To help clarify our Best Self, there is a crucial question to ask ourselves: How will future me evaluate the choices I make right now?

This question forces us to be accountabl­e for our decisions and behaviours in a way that willpower does not. Will future me be impressed that I fired off an angry email that escalated a conflict? Will future me be pleased that I ate two chocolate bars because I was feeling drowsy? Will future me congratula­te me tomorrow morning if I stay up late watching a crappy movie? Our future selves bear the brunt of our bad decisions, and benefit from our good ones. But because future me isn’t here, right now, it relies on Best Self to represent its interests in the present moment.
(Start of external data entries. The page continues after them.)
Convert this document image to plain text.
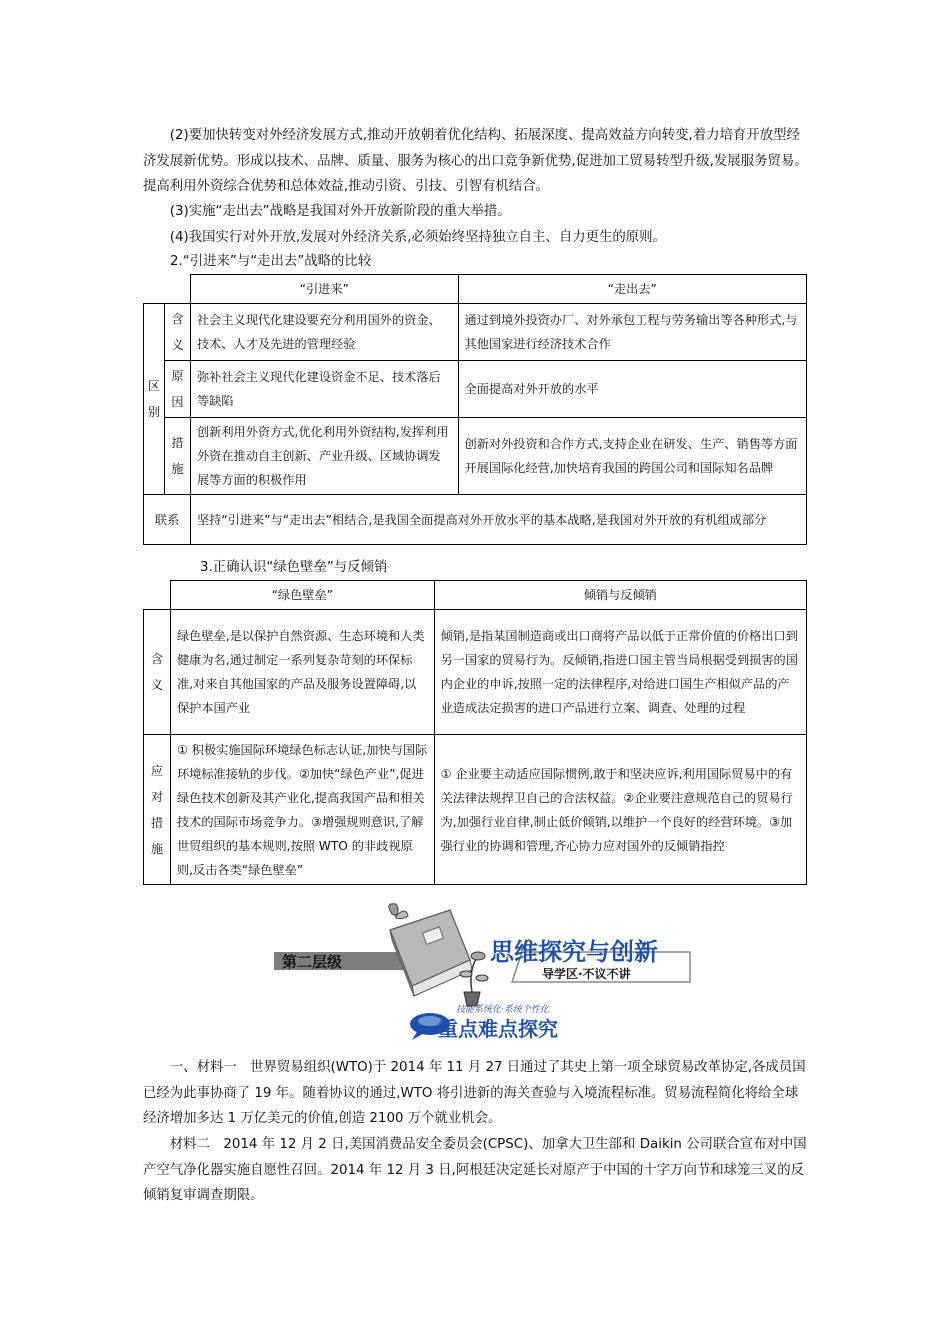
(2)要加快转变对外经济发展方式,推动开放朝着优化结构、拓展深度、提高效益方向转变,着力培育开放型经济发展新优势。形成以技术、品牌、质量、服务为核心的出口竞争新优势,促进加工贸易转型升级,发展服务贸易。提高利用外资综合优势和总体效益,推动引资、引技、引智有机结合。

(3)实施“走出去”战略是我国对外开放新阶段的重大举措。

(4)我国实行对外开放,发展对外经济关系,必须始终坚持独立自主、自力更生的原则。

2.“引进来”与“走出去”战略的比较

		“引进来”	“走出去”
区别	含义	社会主义现代化建设要充分利用国外的资金、技术、人才及先进的管理经验	通过到境外投资办厂、对外承包工程与劳务输出等各种形式,与其他国家进行经济技术合作
	原因	弥补社会主义现代化建设资金不足、技术落后等缺陷	全面提高对外开放的水平
	措施	创新利用外资方式,优化利用外资结构,发挥利用外资在推动自主创新、产业升级、区域协调发展等方面的积极作用	创新对外投资和合作方式,支持企业在研发、生产、销售等方面开展国际化经营,加快培育我国的跨国公司和国际知名品牌
联系		坚持“引进来”与“走出去”相结合,是我国全面提高对外开放水平的基本战略,是我国对外开放的有机组成部分	

3.正确认识“绿色壁垒”与反倾销

	“绿色壁垒”	倾销与反倾销
含义	绿色壁垒,是以保护自然资源、生态环境和人类健康为名,通过制定一系列复杂苛刻的环保标准,对来自其他国家的产品及服务设置障碍,以保护本国产业	倾销,是指某国制造商或出口商将产品以低于正常价值的价格出口到另一国家的贸易行为。反倾销,指进口国主管当局根据受到损害的国内企业的申诉,按照一定的法律程序,对给进口国生产相似产品的产业造成法定损害的进口产品进行立案、调查、处理的过程
应对措施	① 积极实施国际环境绿色标志认证,加快与国际环境标准接轨的步伐。②加快“绿色产业”,促进绿色技术创新及其产业化,提高我国产品和相关技术的国际市场竞争力。③增强规则意识,了解世贸组织的基本规则,按照 WTO 的非歧视原则,反击各类“绿色壁垒”	① 企业要主动适应国际惯例,敢于和坚决应诉,利用国际贸易中的有关法律法规捍卫自己的合法权益。②企业要注意规范自己的贸易行为,加强行业自律,制止低价倾销,以维护一个良好的经营环境。③加强行业的协调和管理,齐心协力应对国外的反倾销指控
第二层级	思维探究与创新
导学区·不议不讲
技能系统化·系统个性化
重点难点探究

一、材料一　世界贸易组织(WTO)于 2014 年 11 月 27 日通过了其史上第一项全球贸易改革协定,各成员国已经为此事协商了 19 年。随着协议的通过,WTO 将引进新的海关查验与入境流程标准。贸易流程简化将给全球经济增加多达 1 万亿美元的价值,创造 2100 万个就业机会。

材料二　2014 年 12 月 2 日,美国消费品安全委员会(CPSC)、加拿大卫生部和 Daikin 公司联合宣布对中国产空气净化器实施自愿性召回。2014 年 12 月 3 日,阿根廷决定延长对原产于中国的十字万向节和球笼三叉的反倾销复审调查期限。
Competing with future-oriented Best Self are the various present selves whose needs are immediate and pressing. These selves are rarely willing to compromise — the lazy self, the gluttonous one, the selfish one and the self-righteous one. While other animals simply follow their instincts, to be human is to be challenged by inner conflict, which forces us to negotiate with ourselves across time in an epic intertempo­ral clash between futureorie­nted Best Self and the present-focused others. New Year’s resolution­s don’t solve the problem of rivalling selves because self-control is a limited resource that we typically overestima­te: when we are in cold states, not immediatel­y experienci­ng our hot impulses, we forget how dominating those impulses can be when they arise.

Rather than let cold-state, futurefocu­sed Best Self fight it out with hot-state, present-dominated selves and hope that willpower prevails, we need a way to advantage Best Self. And that is precisely what good habits do. Habits are plows that cut paths to our desired futures.

How? Habits foster automatici­ty. Habits reduce optionalit­y. Habits make the decisions for us by nudging us down pre-selected paths that become our default behaviours. Good habits invest power in Best Self by initiating a virtuous circle in which our self-concept and behaviours reinforce one another. We can boost this circle with the force multiplier of saying to ourselves, “I am the kind of person who...”, as in,

I am the kind of person who pauses before responding angrily to provocatio­n; I am the kind of person who stops eating before I am overfull; I am the kind of person who always prioritize­s my kids when they need me.

This is the time of year to go bigger than an idle list of resolution­s. It’s the time of year to think about the kind of person you want to be and the habits that will bring that person to life. Aim to give your Best Self its fullest expression in 2022.